Y si algunas escritoras se querellan con el significado, entendido como denotación, de una palabra, otros, gustosos, se lían a zarpazos con sus connotaciones o, para ser más exactos, collocations. Así el caso Dictionarygate de la semana pasada, donde el Guardian, nada menos, se rebajó, ante la hilaridad e incredulidad generales, a publicar un artículo que lamentaba la inclusión de la expresión rabid feminist como ejemplo del uso del dichoso adjetivo, aseverando que un diccionario tiene la responsabilidad, no tanto de ilustrar el uso de las palabras en el mundo real, sino - en plan chaperone victoriana - de velar por la pureza de sus compañeros de cláusula. Si bien una feminista puede ser rabid en la expresión popular, no debe constar como tal en un diccionario, pues el hipotético usuario carente de personalidad propia, inteligencia o pensamiento crítico podría derivar de ahí algún "prejuicio", aunque el autor no especifica cuál, pues lo único que se saca en limpio de tal expresión es que algunas feministas son rabiosas y otras, por lógica elemental, no... es decir, que las feministas son seres humanas. No sé si hoy día rebajarlas a tal categoría se considera señal de irrespeto. No me extrañaría.

En fin. Ya en otro apartado hemos hablado del "slut shaming", otro caballo de batalla feminista, donde supuestamente el "patriarcado" sería el responsable de usar "slut" como insulto, a pesar de que (dejando aparte que muchos hombres gays se autocalifican entusiasmadamente con esta palabra) los únicos usos documentados con esa tonalidad despectiva en el mundo hetero son de origen femenina, pues el sentido común nos dice que ningún hombre en sus cabales va a querer ensuciar un vocablo que representa una especie de apoteosis de todo lo que en las mujeres se considera comúnmente deseable, v.gr. entusiasmo por el sexo, nulo interés por la pulcritud y el aseo, y un largo etcétera de excelentes y entrañables virtudes. Imaginemos si no el caso de un hombre que se enfrenta a su cita a ciegas y escucha: a propósito, soy feminista. Aun sin el rabid, se le va el corazón a los pies, pues interpreta, creo que con mucho tino: carezco completamente de sentido de humor, soy puritana, me encanta hacerme la víctima, buscar imaginarias infracciones y colmar de insultos a todo aquel que no esté de acuerdo conmigo.
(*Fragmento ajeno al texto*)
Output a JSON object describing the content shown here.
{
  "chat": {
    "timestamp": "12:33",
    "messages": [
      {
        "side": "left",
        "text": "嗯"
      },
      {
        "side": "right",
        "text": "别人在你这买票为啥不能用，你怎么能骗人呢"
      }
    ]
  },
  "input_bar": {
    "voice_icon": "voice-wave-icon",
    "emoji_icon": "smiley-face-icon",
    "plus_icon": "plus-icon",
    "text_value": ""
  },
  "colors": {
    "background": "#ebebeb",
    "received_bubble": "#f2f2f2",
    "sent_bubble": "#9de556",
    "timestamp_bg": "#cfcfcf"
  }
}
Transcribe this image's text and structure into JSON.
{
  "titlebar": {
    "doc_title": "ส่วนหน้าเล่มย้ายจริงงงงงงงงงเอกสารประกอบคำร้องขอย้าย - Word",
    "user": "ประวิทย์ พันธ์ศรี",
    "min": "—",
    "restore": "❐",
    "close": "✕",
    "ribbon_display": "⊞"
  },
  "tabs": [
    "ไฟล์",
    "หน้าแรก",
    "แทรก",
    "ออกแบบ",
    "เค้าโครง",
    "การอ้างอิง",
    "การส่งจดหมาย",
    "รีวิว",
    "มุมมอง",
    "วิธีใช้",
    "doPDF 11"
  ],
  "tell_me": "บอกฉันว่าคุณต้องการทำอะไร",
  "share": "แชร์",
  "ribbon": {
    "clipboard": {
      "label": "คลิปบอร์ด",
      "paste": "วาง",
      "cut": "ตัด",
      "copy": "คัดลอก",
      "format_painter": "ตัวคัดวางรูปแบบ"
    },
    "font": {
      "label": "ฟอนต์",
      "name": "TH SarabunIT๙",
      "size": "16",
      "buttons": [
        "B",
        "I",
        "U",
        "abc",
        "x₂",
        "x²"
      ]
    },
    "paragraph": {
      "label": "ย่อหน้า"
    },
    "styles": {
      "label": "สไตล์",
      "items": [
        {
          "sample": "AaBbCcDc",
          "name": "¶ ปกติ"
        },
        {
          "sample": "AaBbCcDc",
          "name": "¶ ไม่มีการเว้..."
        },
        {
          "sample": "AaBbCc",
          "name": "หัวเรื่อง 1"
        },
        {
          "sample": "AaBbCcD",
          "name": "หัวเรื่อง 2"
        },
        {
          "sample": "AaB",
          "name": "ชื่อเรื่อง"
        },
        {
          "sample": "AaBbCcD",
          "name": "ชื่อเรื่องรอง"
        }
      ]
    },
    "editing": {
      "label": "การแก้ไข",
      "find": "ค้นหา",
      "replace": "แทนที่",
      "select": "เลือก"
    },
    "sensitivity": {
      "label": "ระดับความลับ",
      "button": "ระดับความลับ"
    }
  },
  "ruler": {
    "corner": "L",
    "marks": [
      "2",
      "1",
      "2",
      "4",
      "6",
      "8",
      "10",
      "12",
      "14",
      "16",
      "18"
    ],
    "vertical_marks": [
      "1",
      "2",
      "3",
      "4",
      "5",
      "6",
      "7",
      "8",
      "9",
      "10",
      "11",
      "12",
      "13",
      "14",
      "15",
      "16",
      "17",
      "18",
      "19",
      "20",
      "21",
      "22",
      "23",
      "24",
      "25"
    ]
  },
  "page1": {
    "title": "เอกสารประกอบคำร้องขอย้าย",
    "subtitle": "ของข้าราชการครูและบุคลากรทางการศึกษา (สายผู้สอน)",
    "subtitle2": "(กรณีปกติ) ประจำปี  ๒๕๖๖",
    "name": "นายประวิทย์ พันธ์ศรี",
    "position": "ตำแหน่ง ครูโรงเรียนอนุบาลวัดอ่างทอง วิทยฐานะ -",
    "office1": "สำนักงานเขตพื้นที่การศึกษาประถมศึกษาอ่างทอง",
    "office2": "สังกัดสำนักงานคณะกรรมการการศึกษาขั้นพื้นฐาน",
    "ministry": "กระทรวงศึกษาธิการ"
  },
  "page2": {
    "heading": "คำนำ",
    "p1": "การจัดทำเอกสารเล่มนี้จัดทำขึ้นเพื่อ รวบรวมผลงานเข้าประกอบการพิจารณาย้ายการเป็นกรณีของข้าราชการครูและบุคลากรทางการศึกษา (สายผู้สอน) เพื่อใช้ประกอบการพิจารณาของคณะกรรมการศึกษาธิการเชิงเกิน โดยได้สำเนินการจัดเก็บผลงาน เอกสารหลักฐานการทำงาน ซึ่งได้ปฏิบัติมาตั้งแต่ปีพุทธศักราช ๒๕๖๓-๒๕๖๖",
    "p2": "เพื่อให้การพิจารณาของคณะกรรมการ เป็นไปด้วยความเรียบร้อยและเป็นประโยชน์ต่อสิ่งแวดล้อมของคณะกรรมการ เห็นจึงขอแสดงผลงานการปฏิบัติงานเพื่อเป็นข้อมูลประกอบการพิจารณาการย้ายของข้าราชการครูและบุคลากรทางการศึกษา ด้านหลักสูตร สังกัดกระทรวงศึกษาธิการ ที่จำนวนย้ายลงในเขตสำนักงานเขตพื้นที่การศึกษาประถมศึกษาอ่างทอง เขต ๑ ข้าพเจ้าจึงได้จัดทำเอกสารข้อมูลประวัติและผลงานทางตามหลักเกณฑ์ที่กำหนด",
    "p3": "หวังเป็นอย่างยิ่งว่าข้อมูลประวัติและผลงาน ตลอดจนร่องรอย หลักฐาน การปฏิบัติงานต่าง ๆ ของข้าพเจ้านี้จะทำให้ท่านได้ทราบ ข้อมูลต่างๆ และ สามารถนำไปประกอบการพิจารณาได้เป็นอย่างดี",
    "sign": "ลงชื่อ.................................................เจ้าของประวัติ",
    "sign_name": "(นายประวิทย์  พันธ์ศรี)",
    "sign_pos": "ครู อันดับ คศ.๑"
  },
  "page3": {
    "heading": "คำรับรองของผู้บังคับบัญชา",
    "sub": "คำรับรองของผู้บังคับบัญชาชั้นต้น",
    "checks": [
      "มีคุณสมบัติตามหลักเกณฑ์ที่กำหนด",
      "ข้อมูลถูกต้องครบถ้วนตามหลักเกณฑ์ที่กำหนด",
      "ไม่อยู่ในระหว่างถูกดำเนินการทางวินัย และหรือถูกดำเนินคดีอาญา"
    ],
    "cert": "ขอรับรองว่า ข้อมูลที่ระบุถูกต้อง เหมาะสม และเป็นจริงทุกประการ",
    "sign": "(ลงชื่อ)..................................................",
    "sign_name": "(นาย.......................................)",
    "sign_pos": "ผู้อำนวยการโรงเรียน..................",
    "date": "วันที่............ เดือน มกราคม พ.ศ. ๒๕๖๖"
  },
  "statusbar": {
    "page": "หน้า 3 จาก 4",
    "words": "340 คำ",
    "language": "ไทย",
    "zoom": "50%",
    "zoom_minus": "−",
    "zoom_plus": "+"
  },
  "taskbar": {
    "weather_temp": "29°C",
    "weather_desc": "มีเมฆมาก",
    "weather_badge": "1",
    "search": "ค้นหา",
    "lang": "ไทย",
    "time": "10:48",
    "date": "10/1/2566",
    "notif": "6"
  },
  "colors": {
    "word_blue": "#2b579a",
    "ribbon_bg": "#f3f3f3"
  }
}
En cambio, escucha: a propósito, soy una zorra. Ahí sí, levanta los ojos al cielo y silenciosamente ofrece un voto de agradecimiento a Cupido, o a quien haya puesto este tesoro en su camino. Pero el patriarcado, como el papel, aguanta todo: es una de las múltiples ventajas de no existir. Y hablando de enemigos cómodamente inexistentes...

Ya hemos comentado en otros lugares lo curioso de esa palabra neoliberal, carente de significado preciso por no decir de devotos confesos, que hoy día parece haber desterrado a fascista como insulto predilecto de jóvenes progresistas (se supone que más de uno se habrá dado cuenta de que entre el progresismo de hoy y el fascismo de antaño hay demasiadas similitudes como para encima hacerlas notar). Ya en su momento formulé el axioma: si en un texto encuentras la palabra neoliberal, la falta de seriedad y de rigor académico ya son cien por cien garantizables, y el texto en sí, por ende, perfectamente prescindible. Pero aun así, decidí darle a Tatiana Hidrovo Quiñónez el beneficio de la duda esta vez. Ya no más.

Más allá de los simplismos históricos y las atropelladas e incómodas formulaciones ideológicas que hacen pensar en un catequismo de algún partido izquierdista-populista (barrunto una educación emepedeísta), lo que trasciende del artículo de la Hidrovo-Q es la clara intencionalidad de cercar y neutralizar la palabra libertad, ensuciarla, problematizarla, academizarla, para que el lector se lo piense dos veces antes de soltarla: "iba a decir libertad, pero ¿en qué tipo de libertad estoy pensando, en la buena o en la mala?... y ¿cuál era la diferencia entre ambas? ... ¿tenía algo que ver con el ecologismo?... Mierda, ya no me acuerdo... mejor escojo otra palabra que no sea tan espinosa y complicada de definir..."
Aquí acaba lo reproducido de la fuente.